Ems-Zeitung vom 2.09.1963
Ems-Zeitung vom 2.09.1963

Bei der Durchsicht alter Ems-Zeitungs-Ausgaben fielen zwei Meldungen auf, die an eine gefährliche Viruserkrankung erinnern und ihre vollständige Ausrottung durch eine weltweite Impfpflicht.

Am 2.09.1963 gab es die Meldung: „Pockenverdacht in Ungarn – 350 Touristen festgehalten“ – Etwa 350 ausländische Touristen und Geschäftsleute, darunter auch solche aus der Bundesrepublik, werden seit Sonnabend im Budapester Hotel Royal festgehalten. Das Hotel wurde vorsorglich für 21 Tage unter Quarantäne gestellt, nachdem ein Angestellter unter Pockenverdacht in die Isolierstation eines Krankenhauses eingeliefert worden war. Bisher hat sich der Verdacht allerdings nicht bestätigt. Alle Ungarn, die das Land verlassen wollen, müssen sich impfen lassen.

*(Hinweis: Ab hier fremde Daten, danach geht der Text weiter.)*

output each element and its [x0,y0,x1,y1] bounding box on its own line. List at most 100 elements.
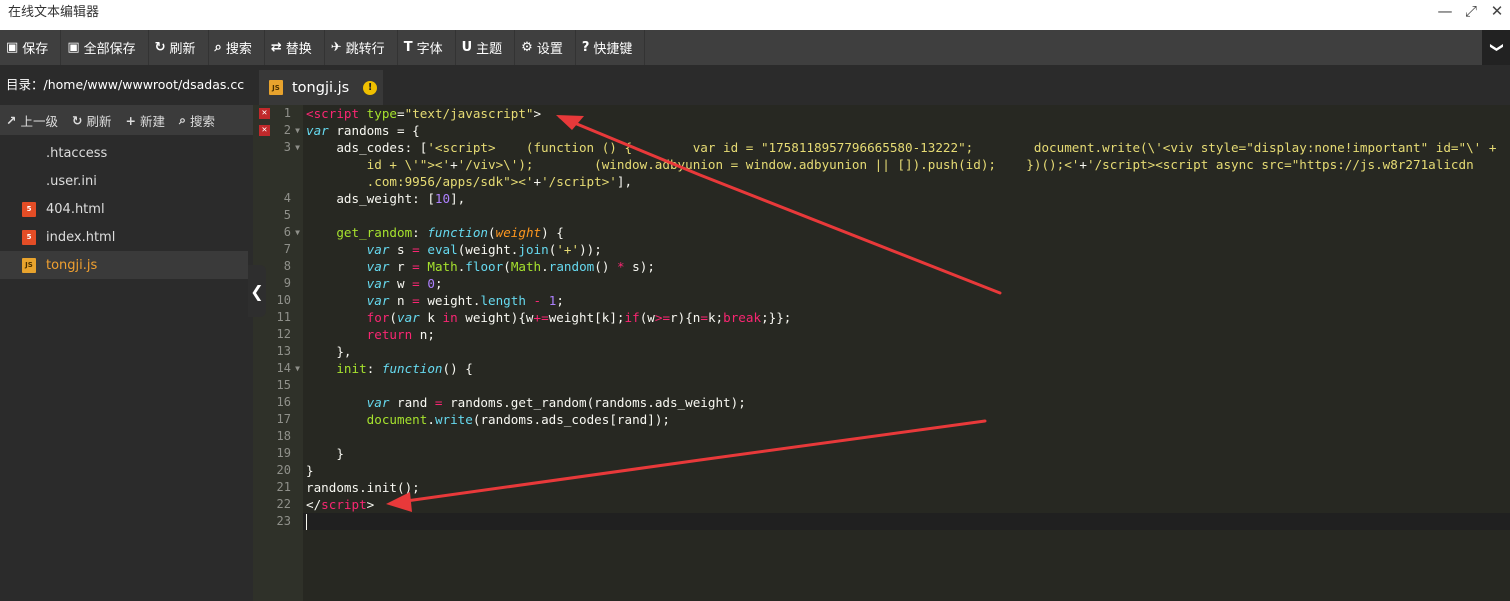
line-number-text: 7 [283,242,291,256]
fold-arrow-icon[interactable]: ▼ [295,139,300,156]
line-number-text: 21 [276,480,291,494]
shortcuts-button[interactable]: ? 快捷键 [576,30,646,65]
code-line: var randoms = { [306,123,420,138]
active-line-highlight [303,513,1510,530]
line-number-text: 12 [276,327,291,341]
goto-line-button[interactable]: ✈ 跳转行 [325,30,398,65]
file-item[interactable]: 5 index.html [0,223,248,251]
toolbar: ▣ 保存 ▣ 全部保存 ↻ 刷新 ⌕ 搜索 ⇄ 替换 ✈ 跳转行 T 字体 U 主题 ⚙ 设置 ?… [0,30,1510,65]
line-number-text: 15 [276,378,291,392]
replace-button[interactable]: ⇄ 替换 [265,30,325,65]
js-file-icon: JS [269,80,283,95]
fold-arrow-icon[interactable]: ▼ [295,122,300,139]
title-bar: 在线文本编辑器 — ⤢ ✕ [0,0,1510,30]
close-button[interactable]: ✕ [1484,0,1510,22]
search-icon: ⌕ [214,40,222,55]
line-number-text: 10 [276,293,291,307]
warning-icon: ! [363,80,378,95]
line-number-text: 19 [276,446,291,460]
share-icon: ↗ [6,112,17,128]
tab-label: tongji.js [292,79,350,96]
line-number-text: 20 [276,463,291,477]
line-number [253,173,303,190]
line-number-text: 14 [276,361,291,375]
file-list: .htaccess .user.ini 5 404.html 5 index.htm… [0,135,253,279]
line-number: 7 [253,241,303,258]
file-item[interactable]: .user.ini [0,167,248,195]
code-line: var r = Math.floor(Math.random() * s); [366,259,655,274]
tab-tongji-js[interactable]: JS tongji.js ! [259,70,383,105]
maximize-button[interactable]: ⤢ [1458,0,1484,22]
plus-icon: + [125,112,136,128]
chevron-down-icon[interactable]: ❯ [1482,30,1510,65]
refresh-button[interactable]: ↻ 刷新 [149,30,209,65]
error-icon[interactable]: ✕ [259,108,270,119]
line-number: 14 ▼ [253,360,303,377]
sidebar-refresh-label: 刷新 [86,113,112,129]
file-name: tongji.js [46,257,98,273]
window-title: 在线文本编辑器 [8,5,100,20]
line-number: 5 [253,207,303,224]
minimize-button[interactable]: — [1432,0,1458,22]
new-file-button[interactable]: + 新建 [120,111,174,130]
line-number-text: 22 [276,497,291,511]
code-line: document.write(randoms.ads_codes[rand]); [366,412,670,427]
code-line: var w = 0; [366,276,443,291]
file-item[interactable]: 5 404.html [0,195,248,223]
line-number-text: 13 [276,344,291,358]
fold-arrow-icon[interactable]: ▼ [295,360,300,377]
code-line: } [306,463,314,478]
fold-arrow-icon[interactable]: ▼ [295,224,300,241]
settings-label: 设置 [536,42,563,57]
file-item-active[interactable]: JS tongji.js [0,251,248,279]
up-level-button[interactable]: ↗ 上一级 [0,111,66,130]
error-icon[interactable]: ✕ [259,125,270,136]
file-item[interactable]: .htaccess [0,139,248,167]
code-line: init: function() { [336,361,473,376]
line-number: 19 [253,445,303,462]
line-number: 13 [253,343,303,360]
line-number-text: 17 [276,412,291,426]
save-all-button[interactable]: ▣ 全部保存 [61,30,149,65]
sidebar-collapse-handle[interactable]: ❮ [248,265,266,317]
line-number: 16 [253,394,303,411]
line-number-gutter: ✕ 1 ✕ 2 ▼ 3 ▼ 4 5 6 ▼ 7 8 9 10 11 12 13 14 ▼ 15 16 17 18 19 20 21 2… [253,105,303,601]
font-button[interactable]: T 字体 [398,30,456,65]
line-number: 6 ▼ [253,224,303,241]
refresh-icon: ↻ [72,112,83,128]
code-line: var s = eval(weight.join('+')); [366,242,602,257]
line-number: 23 [253,513,303,530]
file-icon [22,174,36,189]
code-editor[interactable]: <script type="text/javascript"> var rand… [303,105,1510,601]
line-number: 12 [253,326,303,343]
line-number: 21 [253,479,303,496]
new-file-label: 新建 [139,113,165,129]
code-line: randoms.init(); [306,480,420,495]
js-file-icon: JS [22,257,36,273]
text-icon: T [403,40,413,55]
code-line: ads_weight: [10], [306,191,466,206]
line-number: 20 [253,462,303,479]
directory-path: 目录：/home/www/wwwroot/dsadas.cc [0,65,253,105]
save-button[interactable]: ▣ 保存 [0,30,62,65]
line-number: 4 [253,190,303,207]
sidebar-refresh-button[interactable]: ↻ 刷新 [66,111,120,130]
search-button[interactable]: ⌕ 搜索 [209,30,265,65]
refresh-label: 刷新 [169,42,196,57]
sidebar-search-button[interactable]: ⌕ 搜索 [173,111,223,130]
floppy-stack-icon: ▣ [67,40,80,55]
gear-icon: ⚙ [521,40,533,55]
line-number: 17 [253,411,303,428]
html5-icon: 5 [22,229,36,245]
code-line: } [306,446,344,461]
theme-button[interactable]: U 主题 [456,30,516,65]
code-line: <script type="text/javascript"> [306,106,542,121]
code-line: for(var k in weight){w+=weight[k];if(w>=… [366,310,792,325]
line-number-text: 9 [283,276,291,290]
line-number-text: 23 [276,514,291,528]
settings-button[interactable]: ⚙ 设置 [515,30,576,65]
collapse-glyph: ❯ [1488,42,1504,53]
code-line: return n; [366,327,435,342]
save-label: 保存 [22,42,49,57]
font-label: 字体 [416,42,443,57]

Ems-Zeitung vom 15.10.1964
Ems-Zeitung vom 15.10.1964

Am 15. 10.1964 hieß es: „Pockenimpfnachschau“. – Völlen. Für die am letzten Donnerstag in allen Ortsteilen der Gemeinde durchgeführte Pockenschutzimpfung findet heute nachmittag die Nachschau wie folgt statt: Völlen 15 Uhr in der Schule, … .

Noch in den 1950er und 1960er Jahren gab es in Europa Pockenepidemien, so z. B. 1950 in Glasgow, 1958 in Heidelberg (18 Krankheitsfälle, davon zwei tödlich), 1963 in Breslau (99 Krankheitsfälle, davon sieben tödlich) und 1967 in der Tschechoslowakei. Die Bedrohung durch Pocken war also 1964 allgemein bekannt. Berichte über Epidemien in Afrika und Asien waren präsent. 1967 machte die Weltgesundheitsorganisation die Pockenschutzimpfung weltweit zur Pflicht. Am 8. Mai 1980 konnte dann die WHO feststellen, dass die Pocken ausgerottet sind.

Die Impfung, auch Vakzination genannt, wurde mit einer Impfpistole oder Lanzette meist am Oberarm ausgeführt, wo sich an der Einritzstelle eine Pustel und daraus schließlich eine rundliche vertiefte Impfnarbe bildete, die bis heute bei vielen geimpften Menschen zu sehen ist. Die Impfnachschau sollte festhalten, ob die Impfung erfolgreich war oder eventuell eine Nachimpfung erfolgen musste.

Die Pocken waren eine Viruserkrankung, gegen die es keine Medikation gab und die sehr häufig tödlich endete. Man vermutet, dass der Virus schon vor 12.000 Jahren vom Tier auf den Menschen übergesprungen ist. Nachdem der englische Arzt Dr. Jenner in der zweiten Hälfte des 18. Jahrhunderts während seiner Ausbildung bei Landärzten erfuhr, dass eine von den Ärzten praktizierte traditionelle Pockenvorbeugung (Variolation) nicht die gewünschte leichte Pockenerkrankung auslöste, wenn jemand vorher mit Kuhpocken infiziert war, und er dieses Wissen verwendete um ein Impfserum aus den Lymphknoten von erkrankten Kühen herzustellen, dauerte es nicht lange bis in ganz Europa Pockenschutzimpfungen stattfanden. In Deutschland wurde die Impfpflicht ab 1807 nach und nach in allen Ländern eingeführt und im Reichsimpfgesetz von 1874 für das ganze Land verbindlich. Während der Nazi-Zeit wurde die Impfpflicht aufgehoben, aber 1953 in der DDR wieder eingeführt. In Westdeutschland erfolgte die Wiedereinführung der Impfpflicht länderweise ab 1949.

Da der Impfstoff von Kühen stammte, nannte Jenner seinen Impfstoff Vaccine (von lat. vacca, dt. ‚Kuh‘) und die Technik der künstlichen Immunisierung „Vaccination“ (von lat. vaccinus, dt. ‚von Kühen stammend‘).(Quelle) Das Wort vaccination bedeutet heute im Englischen Impfung ganz allgemein, auch im Deutschen wird ein Impfstoff Vakzine, im Plural Vakzinen, genannt. [jdm/ Ems-Zeitung vom 2.09.1963 und 15.10.1964]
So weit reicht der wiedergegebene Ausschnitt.